Assumptions About Nursing

"Ultimately, the decisions for nursing intervention must be based on the unique behavior of the individual patient." Care is individualized: "Patient-centered nursing care means individualized nursing care. It is predicated on the reality of common experience: every man is a unique individual, and as such he requires a unique constellation of skills, techniques, and ideas designed specifically for him." (Levine, 1973)

Relationships

Conservation of energy drives interventions that balance activity against available energy. Conservation of structural integrity drives interventions that limit tissue involvement. Conservation of personal integrity drives interventions that let the patient decide for themselves or share in the decision. Conservation of social integrity drives interventions that preserve ties to family and the social system they belong to. All of it rests on careful, continued observation over time.

Analysis of the Conservation Model

Many concepts overlap with other nursing theories, but the energy-conservation concept is what makes Levine's work distinct in guiding nursing action.

The concepts she borrowed from Bates on environment were not carried through to how the environment affects the individual, and that link matters when you build a model meant to be applied to human care.
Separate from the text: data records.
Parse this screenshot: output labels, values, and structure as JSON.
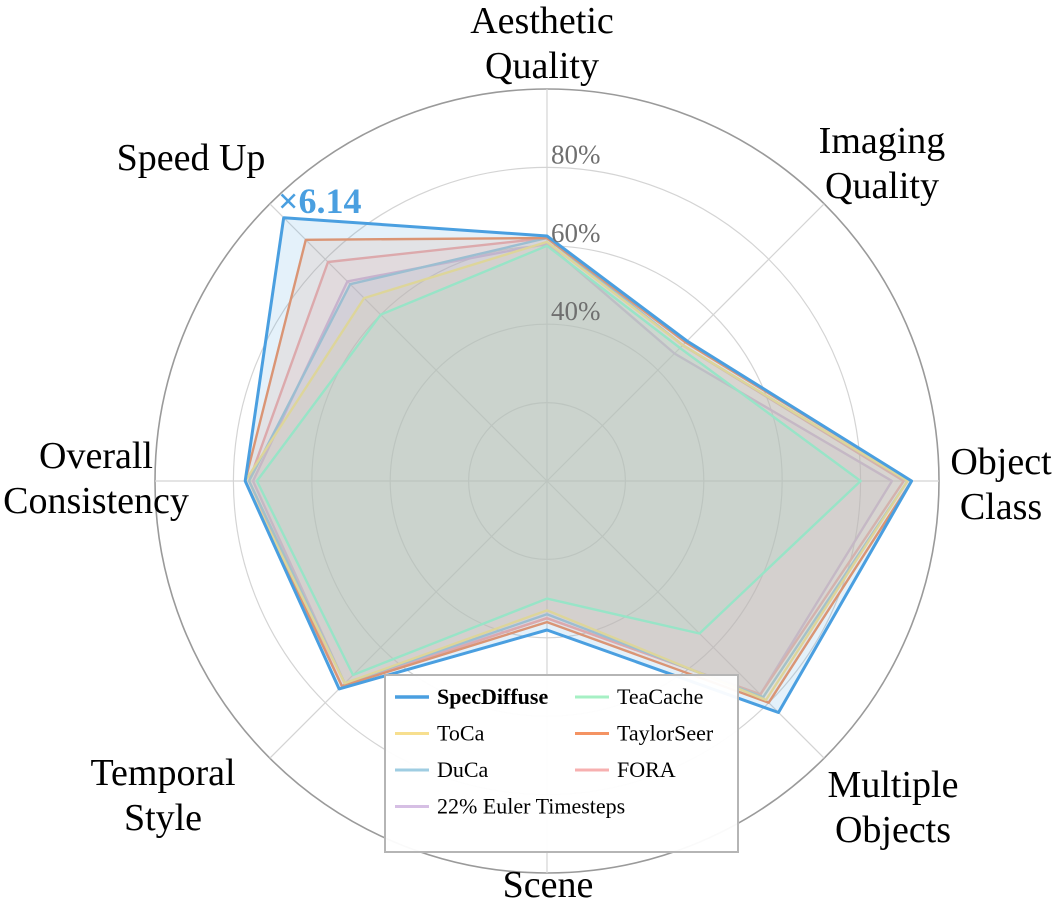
{
  "chart_data": {
    "type": "radar",
    "axes": [
      {
        "label_lines": [
          "Aesthetic",
          "Quality"
        ]
      },
      {
        "label_lines": [
          "Imaging",
          "Quality"
        ]
      },
      {
        "label_lines": [
          "Object",
          "Class"
        ]
      },
      {
        "label_lines": [
          "Multiple",
          "Objects"
        ]
      },
      {
        "label_lines": [
          "Scene"
        ]
      },
      {
        "label_lines": [
          "Temporal",
          "Style"
        ]
      },
      {
        "label_lines": [
          "Overall",
          "Consistency"
        ]
      },
      {
        "label_lines": [
          "Speed Up"
        ]
      }
    ],
    "rlim": [
      0,
      100
    ],
    "grid_rings": [
      20,
      40,
      60,
      80,
      100
    ],
    "tick_labels": [
      {
        "value": 40,
        "text": "40%"
      },
      {
        "value": 60,
        "text": "60%"
      },
      {
        "value": 80,
        "text": "80%"
      }
    ],
    "series": [
      {
        "name": "SpecDiffuse",
        "color": "#4a9fe0",
        "bold": true,
        "values": [
          62.5,
          50.5,
          93,
          83.5,
          38,
          75,
          77,
          95
        ]
      },
      {
        "name": "TeaCache",
        "color": "#a6f0c4",
        "bold": false,
        "values": [
          60,
          48,
          80,
          55,
          30,
          70,
          74,
          60
        ]
      },
      {
        "name": "ToCa",
        "color": "#f7df8f",
        "bold": false,
        "values": [
          61,
          49,
          92,
          79,
          33,
          73,
          77,
          66
        ]
      },
      {
        "name": "TaylorSeer",
        "color": "#f49363",
        "bold": false,
        "values": [
          62,
          50,
          93,
          80,
          36,
          74,
          77,
          87
        ]
      },
      {
        "name": "DuCa",
        "color": "#9fcde2",
        "bold": false,
        "values": [
          62,
          49,
          92,
          78,
          34,
          73,
          76,
          71
        ]
      },
      {
        "name": "FORA",
        "color": "#f7b0b0",
        "bold": false,
        "values": [
          62,
          49,
          91,
          77,
          35,
          74,
          76,
          79
        ]
      },
      {
        "name": "22% Euler Timesteps",
        "color": "#d6bfe4",
        "bold": false,
        "values": [
          60.5,
          46,
          88,
          77,
          35,
          73,
          75,
          72
        ]
      }
    ],
    "legend_order": [
      "SpecDiffuse",
      "TeaCache",
      "ToCa",
      "TaylorSeer",
      "DuCa",
      "FORA",
      "22% Euler Timesteps"
    ],
    "legend_position": "bottom-center",
    "annotation": {
      "text": "×6.14",
      "axis": "Speed Up",
      "color": "#4a9fe0"
    }
  }
}
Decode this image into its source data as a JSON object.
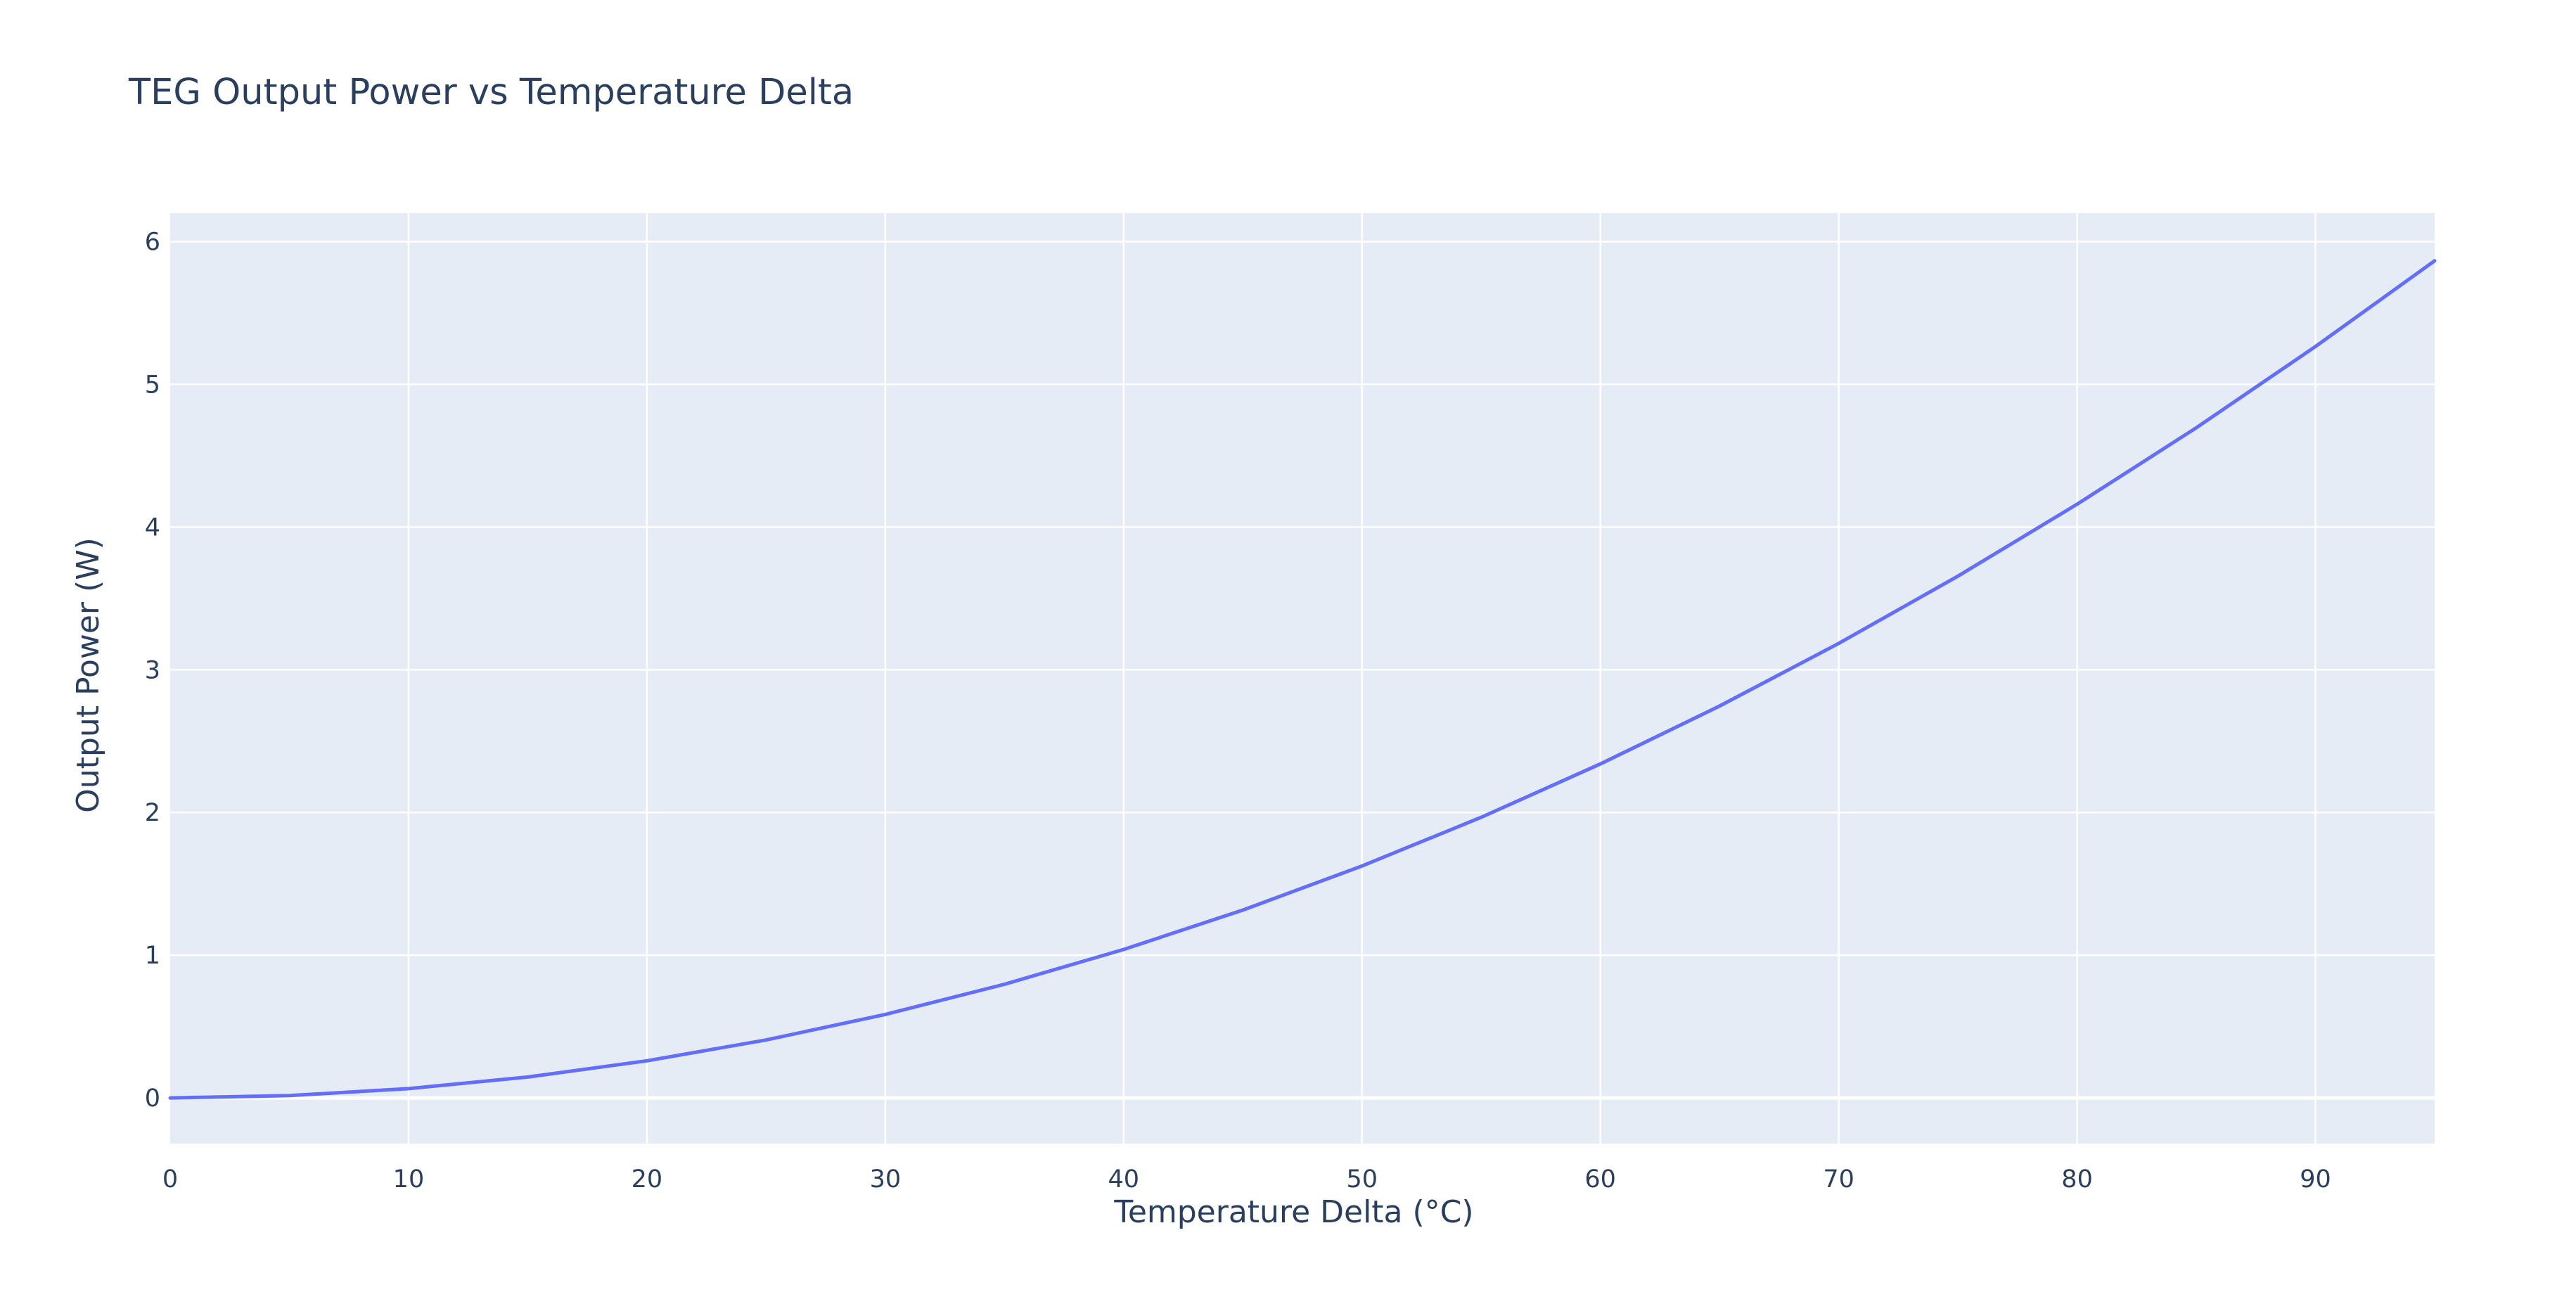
{
  "chart_data": {
    "type": "line",
    "title": "TEG Output Power vs Temperature Delta",
    "xlabel": "Temperature Delta (°C)",
    "ylabel": "Output Power (W)",
    "xlim": [
      0,
      95
    ],
    "ylim": [
      -0.32,
      6.2
    ],
    "x_ticks": [
      0,
      10,
      20,
      30,
      40,
      50,
      60,
      70,
      80,
      90
    ],
    "y_ticks": [
      0,
      1,
      2,
      3,
      4,
      5,
      6
    ],
    "grid": true,
    "legend": "none",
    "colors": {
      "plot_background": "#e5ecf6",
      "grid": "#ffffff",
      "line": "#636efa",
      "text": "#2a3f5f",
      "page_background": "#ffffff"
    },
    "series": [
      {
        "x": [
          0,
          5,
          10,
          15,
          20,
          25,
          30,
          35,
          40,
          45,
          50,
          55,
          60,
          65,
          70,
          75,
          80,
          85,
          90,
          95
        ],
        "values": [
          0,
          0.016,
          0.065,
          0.146,
          0.26,
          0.406,
          0.585,
          0.796,
          1.04,
          1.316,
          1.625,
          1.966,
          2.34,
          2.746,
          3.185,
          3.656,
          4.16,
          4.696,
          5.265,
          5.866
        ]
      }
    ]
  }
}
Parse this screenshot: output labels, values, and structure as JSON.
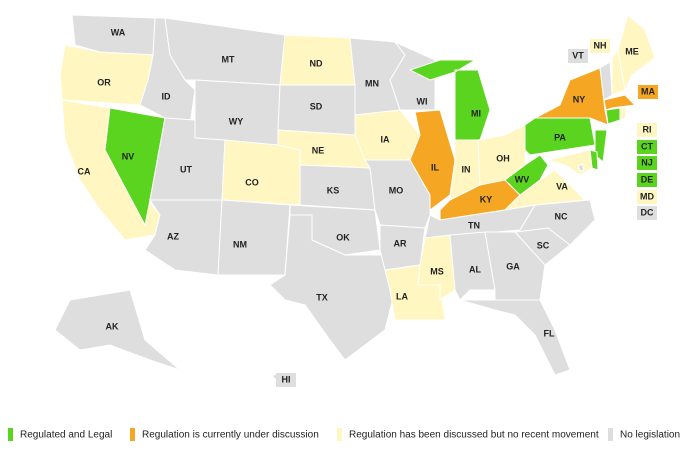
{
  "legend": [
    {
      "label": "Regulated and Legal",
      "color": "#5ad41e"
    },
    {
      "label": "Regulation is currently under discussion",
      "color": "#f5a623"
    },
    {
      "label": "Regulation has been discussed but no recent movement",
      "color": "#fff6c2"
    },
    {
      "label": "No legislation",
      "color": "#dedede"
    }
  ],
  "states": [
    {
      "label": "WA",
      "status": 3
    },
    {
      "label": "OR",
      "status": 2
    },
    {
      "label": "CA",
      "status": 2
    },
    {
      "label": "NV",
      "status": 0
    },
    {
      "label": "ID",
      "status": 3
    },
    {
      "label": "MT",
      "status": 3
    },
    {
      "label": "WY",
      "status": 3
    },
    {
      "label": "UT",
      "status": 3
    },
    {
      "label": "AZ",
      "status": 3
    },
    {
      "label": "CO",
      "status": 2
    },
    {
      "label": "NM",
      "status": 3
    },
    {
      "label": "ND",
      "status": 2
    },
    {
      "label": "SD",
      "status": 3
    },
    {
      "label": "NE",
      "status": 2
    },
    {
      "label": "KS",
      "status": 3
    },
    {
      "label": "OK",
      "status": 3
    },
    {
      "label": "TX",
      "status": 3
    },
    {
      "label": "MN",
      "status": 3
    },
    {
      "label": "IA",
      "status": 2
    },
    {
      "label": "MO",
      "status": 3
    },
    {
      "label": "AR",
      "status": 3
    },
    {
      "label": "LA",
      "status": 2
    },
    {
      "label": "WI",
      "status": 3
    },
    {
      "label": "IL",
      "status": 1
    },
    {
      "label": "MI",
      "status": 0
    },
    {
      "label": "IN",
      "status": 2
    },
    {
      "label": "OH",
      "status": 2
    },
    {
      "label": "KY",
      "status": 1
    },
    {
      "label": "TN",
      "status": 3
    },
    {
      "label": "MS",
      "status": 2
    },
    {
      "label": "AL",
      "status": 3
    },
    {
      "label": "GA",
      "status": 3
    },
    {
      "label": "FL",
      "status": 3
    },
    {
      "label": "SC",
      "status": 3
    },
    {
      "label": "NC",
      "status": 3
    },
    {
      "label": "VA",
      "status": 2
    },
    {
      "label": "WV",
      "status": 0
    },
    {
      "label": "PA",
      "status": 0
    },
    {
      "label": "NY",
      "status": 1
    },
    {
      "label": "VT",
      "status": 3
    },
    {
      "label": "NH",
      "status": 2
    },
    {
      "label": "ME",
      "status": 2
    },
    {
      "label": "MA",
      "status": 1
    },
    {
      "label": "CT",
      "status": 0
    },
    {
      "label": "RI",
      "status": 2
    },
    {
      "label": "NJ",
      "status": 0
    },
    {
      "label": "DE",
      "status": 0
    },
    {
      "label": "MD",
      "status": 2
    },
    {
      "label": "DC",
      "status": 3
    },
    {
      "label": "AK",
      "status": 3
    },
    {
      "label": "HI",
      "status": 3
    }
  ]
}
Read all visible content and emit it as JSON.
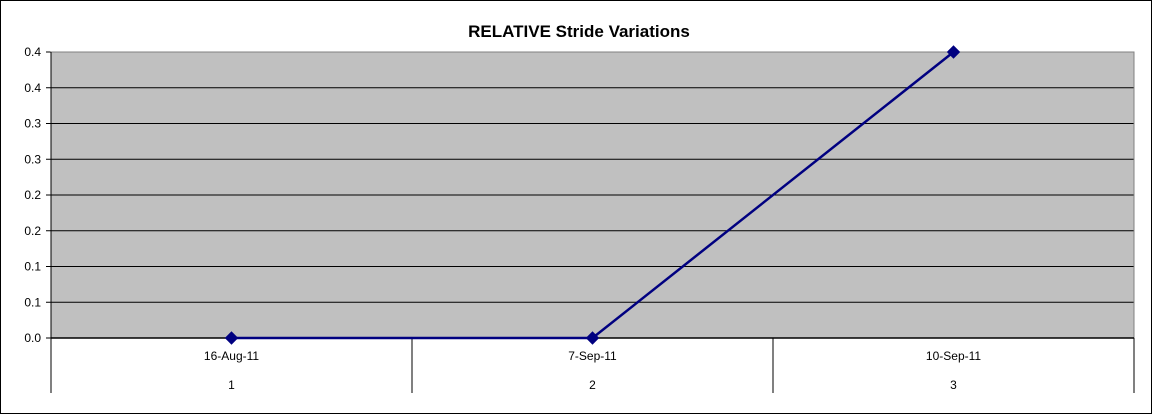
{
  "chart_data": {
    "type": "line",
    "title": "RELATIVE Stride Variations",
    "xlabel": "",
    "ylabel": "",
    "categories": [
      {
        "date": "16-Aug-11",
        "index": "1"
      },
      {
        "date": "7-Sep-11",
        "index": "2"
      },
      {
        "date": "10-Sep-11",
        "index": "3"
      }
    ],
    "series": [
      {
        "values": [
          0.0,
          0.0,
          0.36
        ]
      }
    ],
    "ylim": [
      0.0,
      0.36
    ],
    "y_tick_labels": [
      "0.0",
      "0.1",
      "0.1",
      "0.2",
      "0.2",
      "0.3",
      "0.3",
      "0.4",
      "0.4"
    ],
    "grid": true,
    "legend": "none",
    "colors": {
      "plot_background": "#c0c0c0",
      "gridline": "#000000",
      "series_line": "#000080",
      "marker": "#000080"
    }
  }
}
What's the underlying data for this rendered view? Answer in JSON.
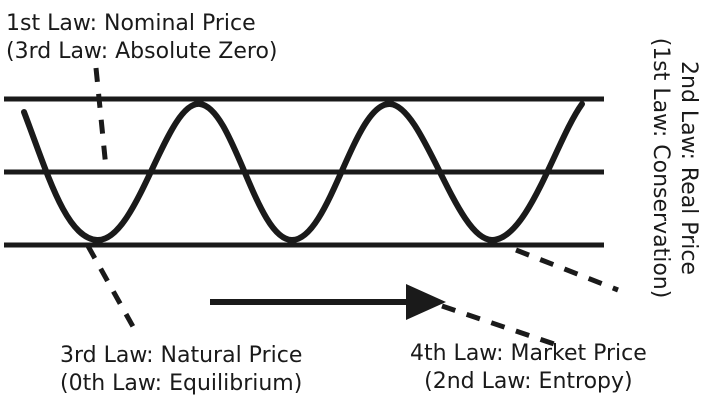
{
  "labels": {
    "nominal": {
      "line1": "1st Law: Nominal Price",
      "line2": "(3rd Law: Absolute Zero)"
    },
    "real": {
      "line1": "2nd Law: Real Price",
      "line2": "(1st Law: Conservation)"
    },
    "natural": {
      "line1": "3rd Law: Natural Price",
      "line2": "(0th Law: Equilibrium)"
    },
    "market": {
      "line1": "4th Law: Market Price",
      "line2": "(2nd Law: Entropy)"
    }
  },
  "colors": {
    "ink": "#1a1a1a",
    "background": "#ffffff"
  }
}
The concepts of conservation, adaptation, and integrity apply to any age group, since everyone needs to expend and reserve bodily energy.

Her operational definition of homeostasis is open to question. The body uses energy continuously to hold homeostasis, so calling homeostasis an energy-sparing state is vague and would benefit from rewording.

Strengths and Weaknesses

Strengths

Levine ties adaptation, conservation, and integrity together into a nursing view distinct from the adjunct disciplines that share those concepts. Her work is logical: one idea flows into the next.

Weaknesses

Many concepts carry relatively unspecified relationships and unstated assumptions.